Les grands gagnants de ces manipulations sont les influenceurs.

Nous ne connaissons pas la teneur exacte de l’intérêt réel en jeu pour le finfluenceur. Il peut suffire que son post fasse un buzz, que le cours de l’action aille dans la direction qu’il souhaite, que la plateforme qu’il met en avant connaisse un bond de fréquentation. De fait, les finfluenceurs sont souvent rémunérés en rétrocommissions par les différentes applications de trading qu’ils promeuvent.

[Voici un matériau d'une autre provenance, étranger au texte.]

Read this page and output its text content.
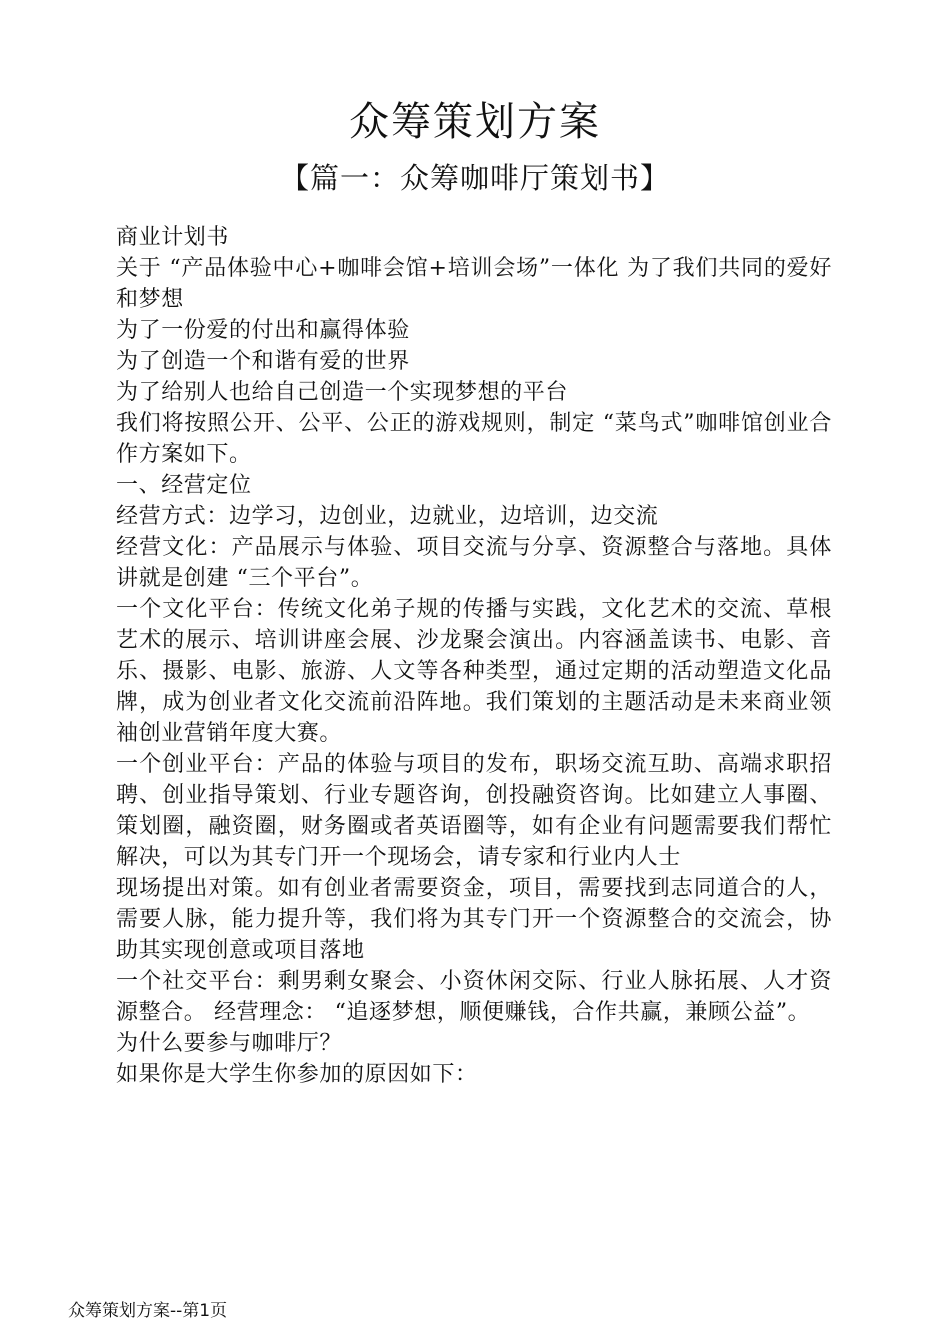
众筹策划方案
【篇一：众筹咖啡厅策划书】

商业计划书

关于 “产品体验中心+咖啡会馆+培训会场”一体化 为了我们共同的爱好和梦想

为了一份爱的付出和赢得体验

为了创造一个和谐有爱的世界

为了给别人也给自己创造一个实现梦想的平台

我们将按照公开、公平、公正的游戏规则，制定 “菜鸟式”咖啡馆创业合作方案如下。

一、经营定位

经营方式：边学习，边创业，边就业，边培训，边交流

经营文化：产品展示与体验、项目交流与分享、资源整合与落地。具体讲就是创建 “三个平台”。

一个文化平台：传统文化弟子规的传播与实践，文化艺术的交流、草根艺术的展示、培训讲座会展、沙龙聚会演出。内容涵盖读书、电影、音乐、摄影、电影、旅游、人文等各种类型，通过定期的活动塑造文化品牌，成为创业者文化交流前沿阵地。我们策划的主题活动是未来商业领袖创业营销年度大赛。

一个创业平台：产品的体验与项目的发布，职场交流互助、高端求职招聘、创业指导策划、行业专题咨询，创投融资咨询。比如建立人事圈、策划圈，融资圈，财务圈或者英语圈等，如有企业有问题需要我们帮忙解决，可以为其专门开一个现场会，请专家和行业内人士

现场提出对策。如有创业者需要资金，项目，需要找到志同道合的人，需要人脉，能力提升等，我们将为其专门开一个资源整合的交流会，协助其实现创意或项目落地

一个社交平台：剩男剩女聚会、小资休闲交际、行业人脉拓展、人才资源整合。 经营理念： “追逐梦想，顺便赚钱，合作共赢，兼顾公益”。

为什么要参与咖啡厅？

如果你是大学生你参加的原因如下：

众筹策划方案--第1页
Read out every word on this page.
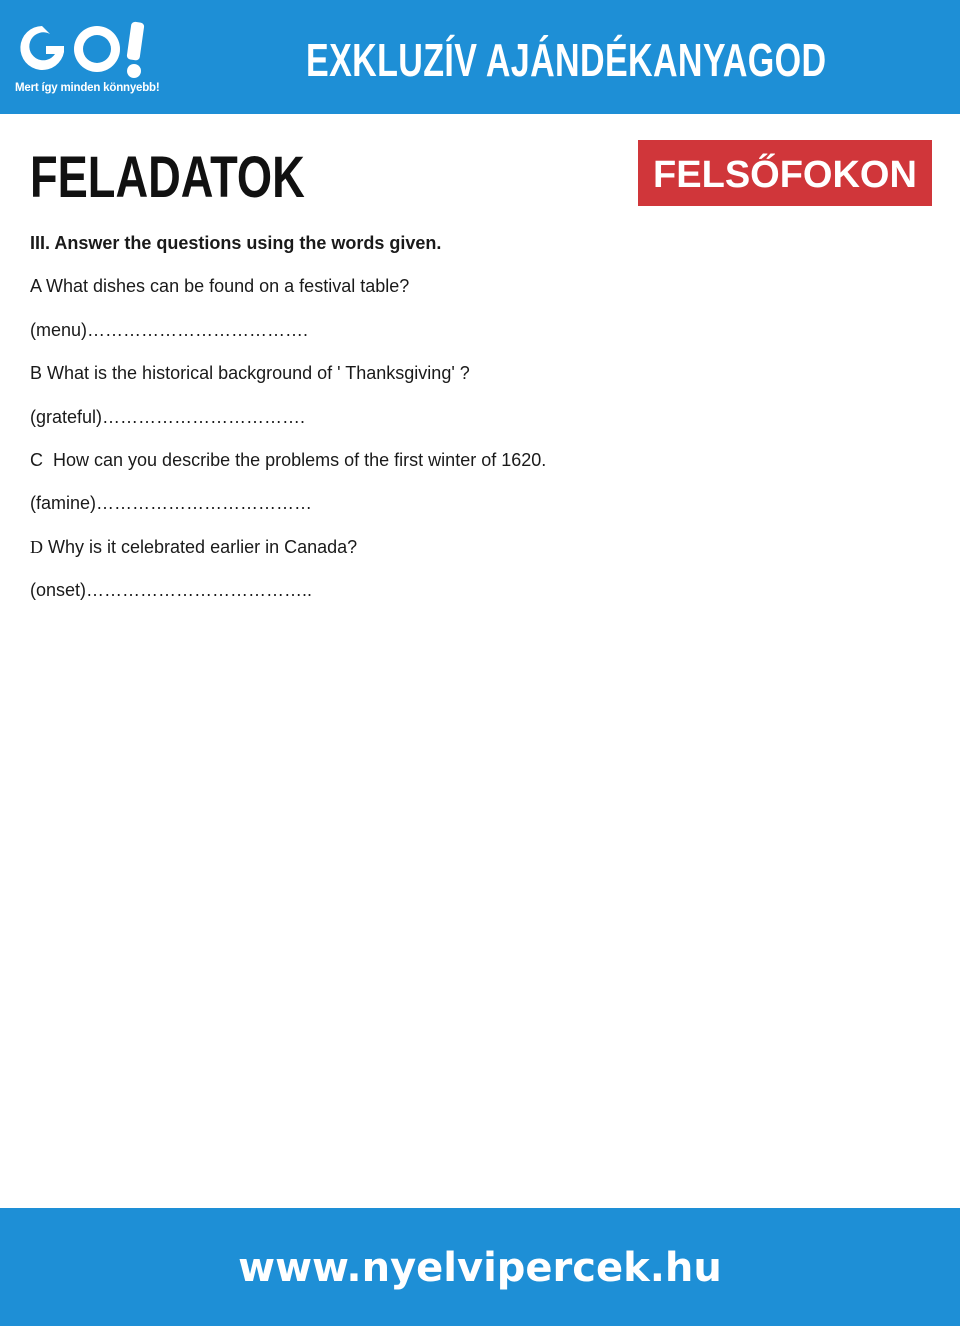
Mert így minden könnyebb!
EXKLUZÍV AJÁNDÉKANYAGOD
FELADATOK	FELSŐFOKON

III. Answer the questions using the words given.

A What dishes can be found on a festival table?

(menu)……………………………….

B What is the historical background of ' Thanksgiving' ?

(grateful)…………………………….

C  How can you describe the problems of the first winter of 1620.

(famine)………………………………

D Why is it celebrated earlier in Canada?

(onset)………………………………..

www.nyelvipercek.hu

Les finfluenceurs : un fléau ?

Les finfluenceurs : un fléau ?

Faut-il pour autant bannir les finfluenceurs de l’espace public ? Nous le pensons pas, car ce phénomène témoigne d’une démocratisation des placements financiers et il peut somme toute présenter des intérêts pour les investisseurs particuliers. Mais certaines conditions doivent être observées. Du côté des finfluenceurs, les règles légales doivent être respectées et la transparence doit être de mise. Quant aux particuliers, ils ont tout intérêt à exercer leurs propres jugements sur ce qui est publié en ligne. Car tout n’est pas à jeter, et il y a aussi des contenus sérieux, mesurés et argumentés, qu’il s’agit de reconnaître. Un bon post devrait inciter le particulier à se documenter par lui-même et à élargir ses propres connaissances. Il peut révéler de réelles opportunités non encore identifiées. On peut penser que c’est plutôt une bonne chose que la finance ne soit plus un domaine exclusivement discuté, analysé et commenté par des experts dont c’est la profession. Les partages et les discussions font la richesse d’une communauté. Que chacun se sente en droit de partager son avis plus ou moins fondé sur telle ou telle valeur, pourquoi pas, à condition seulement de ne pas déléguer plein pouvoir à ces avis.

Avant tout, il convient de garder la tête froide, d’être bien conscient que les rendements élevés et assurés n’existent pas et que l’on ne devient pas riche en quelques mois. De plus, vérifier que tel courtier en ligne est autorisé sur le territoire français et reconnu par l’AMF. Éviter les instruments à effet de levier et ne jamais prendre pour argent comptant un “conseil” véhiculé sur les réseaux sociaux.Toujours multiplier et recouper les sources et conserver une distance critique. Bref, il est d’abord question de s’éduquer par soi-même et d’apprendre à séparer le bon grain de l’ivraie.